Cossins was still another actor from the stage production. He gives a welcome understated performance that doesn't attempt to sensationalize the fact that he's a closet transvestite. (In a refreshing twist, Davis' character is remarkably non-judgmental about the fact as well, even remarking on his good taste in garments! It's sort of a precursor to the way Sophia regarded her unseen son Phil on The Golden Girls.) He'd been a busy character actor before this and would continue to do so, sometimes appearing in hit films like The Man with the Golden Gun and Ghandi, but mostly flying under the radar on television. He died in 1997.
Roberts (who took over Michael Crawford's part) was a relative newcomer compared to most of the rest of the cast. He'd just had a hit the previous year with To Sir, with Love, in which he was one of several rowdy students under the tutelage of new teacher Sidney Poitier. His subsequent films tended to land on the hooty side. The Desperados was a vulgar western with Vince Edwards and an impossibly hammy Jack Palance. Then he was one of The Adventurers (a bloated, loony mess that is profiled elsewhere on this site.) The Last Valley, an adventure film with Michael Caine and Omar Sharif, was not a success. He soon was out of feature films and by 1979 his screen career had petered out entirely, though he did occasionally return to the stage. Still with us, he runs a restaurant/hotel in Barbados.
Taylor, a newcomer as well, had played a small role in the garish 1967 version of Casino Royale and had a featured part in Half a Sixpence before The Anniversary. The year after this, she worked in Lock Up Your Daughters! with Christopher Plummer and the two fell for each other. They were soon married and she only appeared on TV and in movies sporadically after that, concentrating more on her marriage and their mutual love of renovating and designing homes together. In a happy bit of news, they are still going strong after more than 40 years of marriage and I think she looks terrific!

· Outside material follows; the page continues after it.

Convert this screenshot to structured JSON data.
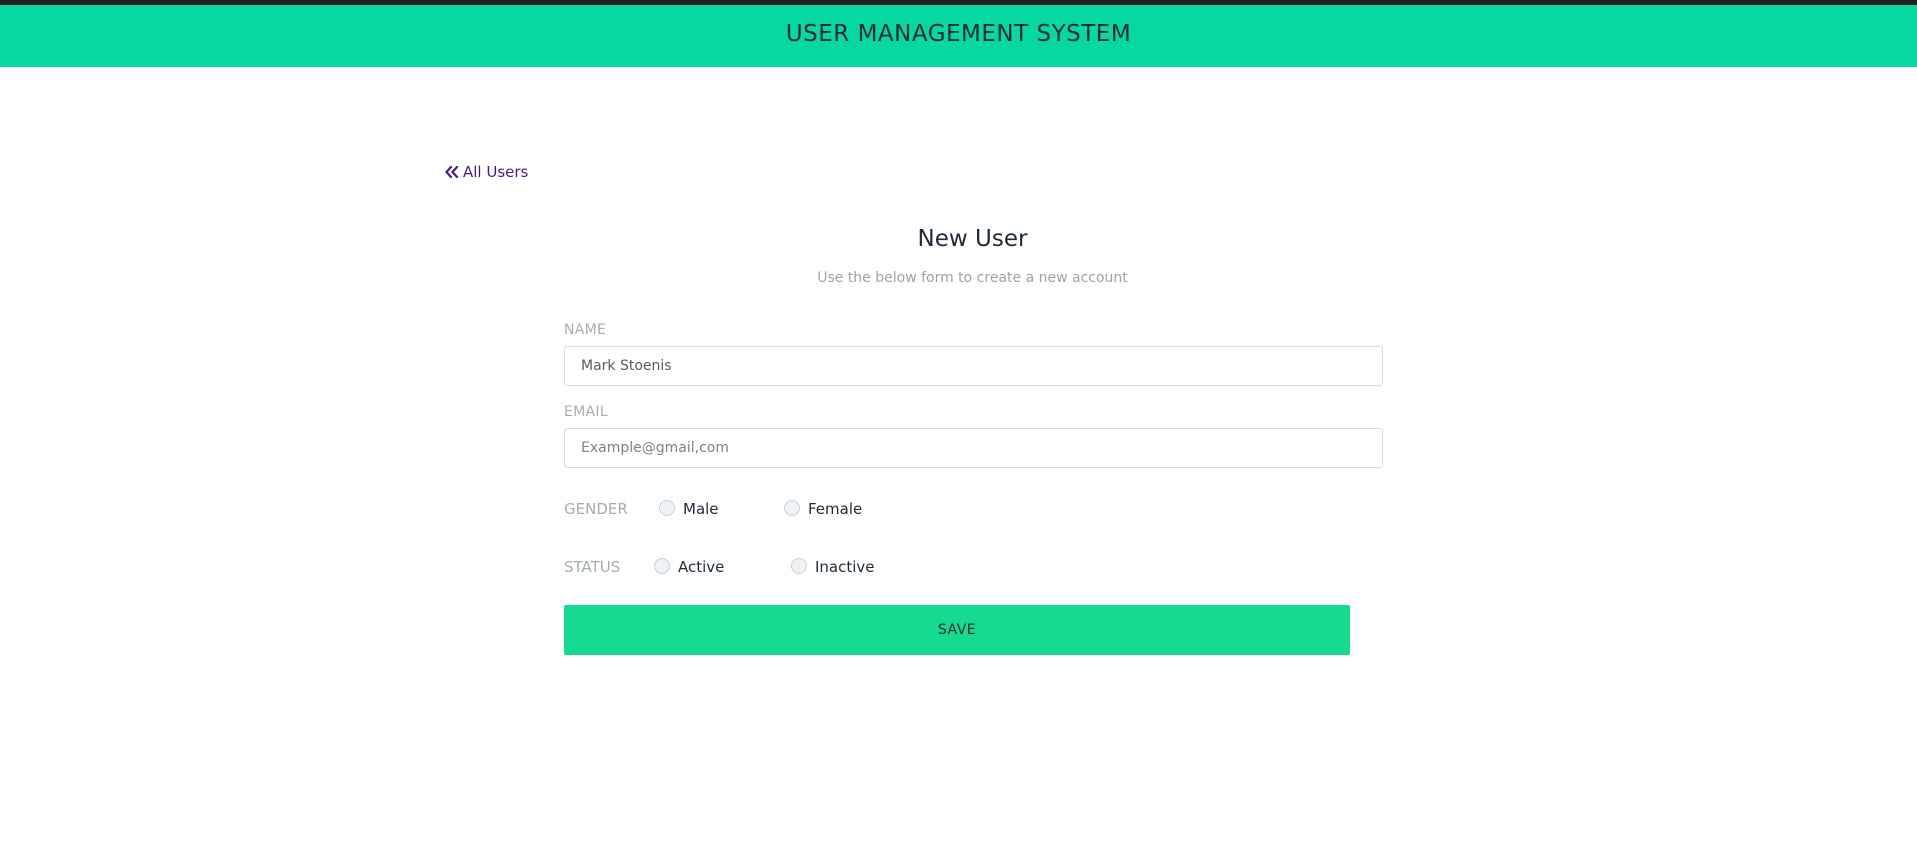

The Anniversary is not really a pleasant film. The spitefulness and overall sense of doom can become oppressive if one doesn't appreciate the black comedy form. It also suffers from staginess, despite a couple of attempts to open up the action and the presence of a truly cavernous and elaborate set. It's chief appeal is to see Bette in dragon lady form, tossing off insults and manipulating those around her. It might not be an accident that she has Joan Crawford-like lips and eyebrows and sometimes puts on a falsely polite act. These were things she allegedly disliked about her old nemesis. (She'd already lampooned these Crawford qualities earlier in The Star.) She outlived Crawford by about a dozen years, passing on in 1989 (and working longer than she should have at that. The Whales of August in 1987 should have been her last movie and would have been if she hadn't entered into the dreadful The Wicked Stepmother.)

Anyway, it's surprising that Bette Davis isn't better represented here in The Underworld because I love her work and find her fascinating. Thus, I'm proud to share my own anniversary with hers!